Late one night in November 2008, police in Hackney, England, saw some suspicious activity through the window of a building: men wearing white lab coats, flashing colored lights, and strange fluids gurgling in glass bottles and tubes. The police raided the room and arrested the leader, 29-year-old Richard Watson, on charges of terrorism. The cops then evacuated the entire area and called in the bomb squad. “There were a ridiculous amount of police there,” Watson later said. Why ridiculous? As he’d tried to explain (while he was being arrested and for the hour he was handcuffed to a van), he was simply having a “Mad Scientist” theme party. The equipment was fake and the chemicals were just food coloring, bicarbonate of soda, and vinegar. Watson was freed without charges.
CELLO
WHAT?
“Fiddler’s neck” is a real ailment suffered by people who play the violin;
“flautist’s chin” is a real ailment suffered by flute players. Here’s
the strange story of two more strange musical maladies.
LETTER TO THE EDITOR
In April 1974, the
British Medical Journal
published a letter from a physician in southern England:
SIR,
I have recently seen three patients with traumatic
mastitis
[inflammation] of one breast. These were all girls between 8 and 10 and the mastitis consisted of a slightly inflamed cystic swelling about the base of the nipple. Questioning revealed that all three were learning to play the classical guitar, which requires close attention to the position of the instrument in relation to the body. In each case a full-sized guitar was used and the edge of the soundbox pressed against the nipple. Two of the patients were right-handed and consequently had a right-sided mastitis while the third was left-handed with a left-sided mastitis. When the guitar-playing was stopped the mastitis subsided spontaneously.
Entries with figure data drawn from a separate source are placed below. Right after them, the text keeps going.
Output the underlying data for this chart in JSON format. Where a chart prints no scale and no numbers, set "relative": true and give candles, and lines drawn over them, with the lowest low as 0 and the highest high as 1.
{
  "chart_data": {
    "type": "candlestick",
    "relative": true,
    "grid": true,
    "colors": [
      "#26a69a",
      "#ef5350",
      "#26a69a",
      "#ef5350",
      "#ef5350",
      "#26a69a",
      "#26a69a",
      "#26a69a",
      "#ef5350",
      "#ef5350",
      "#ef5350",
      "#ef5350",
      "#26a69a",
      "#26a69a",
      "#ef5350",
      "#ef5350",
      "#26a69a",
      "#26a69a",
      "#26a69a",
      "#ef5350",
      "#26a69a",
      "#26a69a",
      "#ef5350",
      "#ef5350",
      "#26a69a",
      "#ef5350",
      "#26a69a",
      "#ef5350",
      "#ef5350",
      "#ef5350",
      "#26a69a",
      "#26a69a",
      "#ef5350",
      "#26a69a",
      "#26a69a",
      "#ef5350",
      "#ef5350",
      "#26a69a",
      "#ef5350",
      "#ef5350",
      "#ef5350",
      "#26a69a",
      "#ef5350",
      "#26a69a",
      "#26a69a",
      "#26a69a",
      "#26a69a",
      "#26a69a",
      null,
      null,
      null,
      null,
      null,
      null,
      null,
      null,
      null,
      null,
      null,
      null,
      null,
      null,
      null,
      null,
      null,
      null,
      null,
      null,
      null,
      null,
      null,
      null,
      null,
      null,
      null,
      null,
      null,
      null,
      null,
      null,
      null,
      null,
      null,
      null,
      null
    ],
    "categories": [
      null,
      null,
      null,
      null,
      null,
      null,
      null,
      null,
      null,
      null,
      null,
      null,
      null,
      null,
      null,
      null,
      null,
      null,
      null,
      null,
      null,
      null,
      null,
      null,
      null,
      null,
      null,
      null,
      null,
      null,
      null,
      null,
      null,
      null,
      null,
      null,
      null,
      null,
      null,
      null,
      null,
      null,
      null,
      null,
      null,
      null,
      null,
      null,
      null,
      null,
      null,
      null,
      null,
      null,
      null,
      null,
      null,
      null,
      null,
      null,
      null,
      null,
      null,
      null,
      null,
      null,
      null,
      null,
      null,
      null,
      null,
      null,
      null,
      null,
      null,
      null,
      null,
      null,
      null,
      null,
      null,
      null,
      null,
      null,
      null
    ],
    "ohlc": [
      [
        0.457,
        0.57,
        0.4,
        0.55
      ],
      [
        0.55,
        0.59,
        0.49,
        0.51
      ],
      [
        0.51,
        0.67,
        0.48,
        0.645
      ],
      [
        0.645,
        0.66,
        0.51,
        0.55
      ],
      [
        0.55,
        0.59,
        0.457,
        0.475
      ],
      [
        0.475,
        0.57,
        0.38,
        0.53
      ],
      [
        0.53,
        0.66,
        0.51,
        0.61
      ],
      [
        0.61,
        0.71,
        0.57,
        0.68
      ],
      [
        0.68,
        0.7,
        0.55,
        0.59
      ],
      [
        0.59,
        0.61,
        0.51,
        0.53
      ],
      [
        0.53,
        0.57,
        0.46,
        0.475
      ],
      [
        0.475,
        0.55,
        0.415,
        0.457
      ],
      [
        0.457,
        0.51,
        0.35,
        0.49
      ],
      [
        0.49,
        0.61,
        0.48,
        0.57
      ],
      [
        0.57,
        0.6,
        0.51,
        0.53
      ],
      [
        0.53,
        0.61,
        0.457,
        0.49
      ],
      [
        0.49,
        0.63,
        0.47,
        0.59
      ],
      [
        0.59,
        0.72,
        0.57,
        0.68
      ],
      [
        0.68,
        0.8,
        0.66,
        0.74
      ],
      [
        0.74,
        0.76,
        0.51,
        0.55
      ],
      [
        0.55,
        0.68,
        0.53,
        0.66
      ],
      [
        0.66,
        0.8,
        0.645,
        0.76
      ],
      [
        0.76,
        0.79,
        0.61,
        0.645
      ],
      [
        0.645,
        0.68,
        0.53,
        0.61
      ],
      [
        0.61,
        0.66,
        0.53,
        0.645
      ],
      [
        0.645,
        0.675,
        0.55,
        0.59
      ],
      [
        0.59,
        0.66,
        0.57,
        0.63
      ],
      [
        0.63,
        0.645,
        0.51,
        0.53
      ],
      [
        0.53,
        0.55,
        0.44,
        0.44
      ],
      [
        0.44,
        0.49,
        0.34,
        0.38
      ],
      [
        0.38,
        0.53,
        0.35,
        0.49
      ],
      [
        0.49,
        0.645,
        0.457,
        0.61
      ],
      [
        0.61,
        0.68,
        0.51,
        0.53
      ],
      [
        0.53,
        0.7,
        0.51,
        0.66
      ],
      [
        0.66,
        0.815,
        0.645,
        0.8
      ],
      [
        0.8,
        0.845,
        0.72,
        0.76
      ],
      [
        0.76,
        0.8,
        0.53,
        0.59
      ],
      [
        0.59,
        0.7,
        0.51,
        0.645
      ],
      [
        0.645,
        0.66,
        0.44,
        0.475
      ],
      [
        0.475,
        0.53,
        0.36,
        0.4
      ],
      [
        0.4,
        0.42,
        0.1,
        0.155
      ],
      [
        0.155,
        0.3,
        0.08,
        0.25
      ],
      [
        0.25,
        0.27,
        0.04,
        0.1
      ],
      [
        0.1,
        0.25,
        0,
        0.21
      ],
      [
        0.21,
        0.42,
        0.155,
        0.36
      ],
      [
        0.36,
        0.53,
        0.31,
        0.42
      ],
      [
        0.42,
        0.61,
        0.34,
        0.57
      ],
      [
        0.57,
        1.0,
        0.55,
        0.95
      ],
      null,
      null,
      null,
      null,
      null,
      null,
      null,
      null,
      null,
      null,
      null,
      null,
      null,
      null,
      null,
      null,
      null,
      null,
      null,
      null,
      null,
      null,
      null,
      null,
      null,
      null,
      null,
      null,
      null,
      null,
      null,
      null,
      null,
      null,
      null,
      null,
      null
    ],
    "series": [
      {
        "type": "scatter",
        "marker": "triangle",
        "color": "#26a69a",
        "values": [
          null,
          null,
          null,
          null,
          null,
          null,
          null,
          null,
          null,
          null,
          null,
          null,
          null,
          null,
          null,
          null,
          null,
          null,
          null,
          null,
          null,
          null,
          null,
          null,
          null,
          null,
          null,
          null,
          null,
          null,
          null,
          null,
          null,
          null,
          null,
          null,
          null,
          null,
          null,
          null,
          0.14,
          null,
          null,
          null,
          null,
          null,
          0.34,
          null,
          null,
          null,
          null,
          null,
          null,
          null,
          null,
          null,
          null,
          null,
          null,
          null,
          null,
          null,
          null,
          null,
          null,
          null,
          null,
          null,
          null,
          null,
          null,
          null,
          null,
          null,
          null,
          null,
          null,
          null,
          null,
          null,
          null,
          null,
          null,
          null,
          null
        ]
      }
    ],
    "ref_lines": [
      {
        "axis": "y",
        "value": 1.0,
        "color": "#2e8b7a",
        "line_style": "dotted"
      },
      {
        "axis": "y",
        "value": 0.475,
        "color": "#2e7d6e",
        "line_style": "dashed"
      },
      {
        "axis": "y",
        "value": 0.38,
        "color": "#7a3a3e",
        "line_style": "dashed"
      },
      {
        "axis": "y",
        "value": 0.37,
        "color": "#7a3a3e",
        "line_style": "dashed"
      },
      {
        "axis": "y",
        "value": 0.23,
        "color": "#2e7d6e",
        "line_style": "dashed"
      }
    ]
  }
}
I would be interested to know whether any other doctors have come across this condition.
I am, etc.,
P. Curtis,
Winchester
Clearly, Dr. Curtis believed that the pressure of the guitar against the children’s chests caused an irritation that cleared up as soon as they stopped playing the guitar. As was common practice at the time, the
British Medical Journal
printed the letter as a courtesy to see if any other doctors had seen such an ailment. The letter did attract responses from a number of physicians, but none had ever seen a case of “guitar nipple,” as it came to be called.